Monday 28 March 2011

Brilliant Documentary about the Grand Prix ‘Killer Years’ and how it is Similar to Life in General, for Humanity.

There was a brilliant documentary on last night about the Grand Prix years between the late 50’s and early 70’s; they called it the ‘Killer Years’. Drivers like Jackie Stewart, Emerson Fittipaldi, Jackie Ickx, many other famous drivers of the time discussed how dangerous their sport was back then. Jackie said you had a one in three chance of surviving the season, which is not very good odds, especially for a sport. The desire to be the best and to win at all costs caused many of the greatest drivers to risk their lives and some to die agonising deaths most often by fire. Yet nobody was willing to change it; it wasn’t until the mid 70’s that things started to improve and if you think about it. It wasn’t really until after Senna died that things became as safe as a sport like that can be.

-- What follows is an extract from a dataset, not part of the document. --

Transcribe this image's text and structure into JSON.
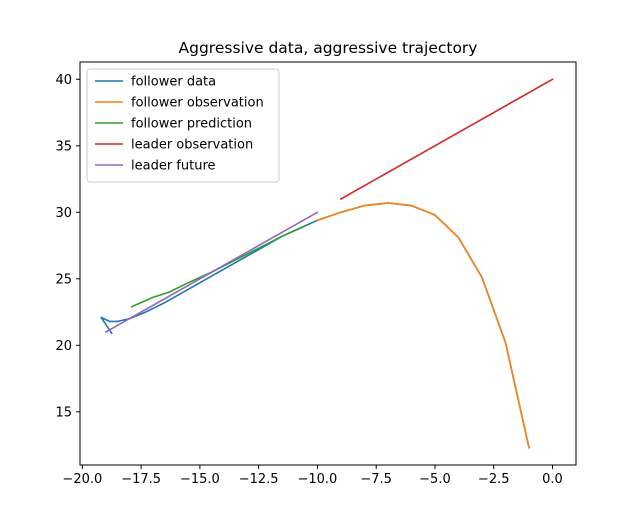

In a way, you can take what happened in Formula One back then, and transpose it onto today’s society, and the world works today. They wanted to see the exciting fast cars go around the track; they wanted to see close races and drivers giving their all. But they also liked the crashes when they happened, they liked the thrill and the danger involved, they wanted to be entertained. The thing is when do you draw the line, and say too many people are dying horrifically; too many people are getting injured unnecessarily. Of course back then when drivers said this, the track owners, did not want to change, they wanted it kept as it was, because it was going to cost them a fortune to add all the safety features the drivers wanted. The race car owners they just wanted fast cars, and to them initially the drivers were kind of expendable, they could always get another replacement. And even the drivers were ambivalent to begin with, they did not want to jeopardise their careers, by speaking out about the lack of safety.

It took many deaths, and horrible injuries before it changed. Terrible isn’t it. No different to society today, we never change until the death count reaches a critical level. In 1959 in one race 15 people died, not just drivers but some spectators as well. That didn’t cause a change, when Jim Clark one of the greatest drivers ever died that did not change anything. Eventually when one poor driver Roger Williamson, in his second race, crashed and was burning to death live on camera; with another driver David Purley, frantically trying in vain to save his fellow drivers life, did things eventually start to change. It was terrible to watch that in a documentary, I can’t imagine what it must have been like to witness it live. Yet all the drivers continued to race apart from Purley, who received the George Medal for his bravery and valour.

Unfortunately that is the world we live in today, life is meaningless to some and because of this lack of meaning, and they put many others into harm’s way. They may want to change, but the system does not allow change, until finally something incredibly awful and drastic or even catastrophic happens, and then they are forced into changing.

When are we going to learn, maybe we never will and one day the greatest of all catastrophes will destroy us and we won’t be around anymore to repair the damage caused.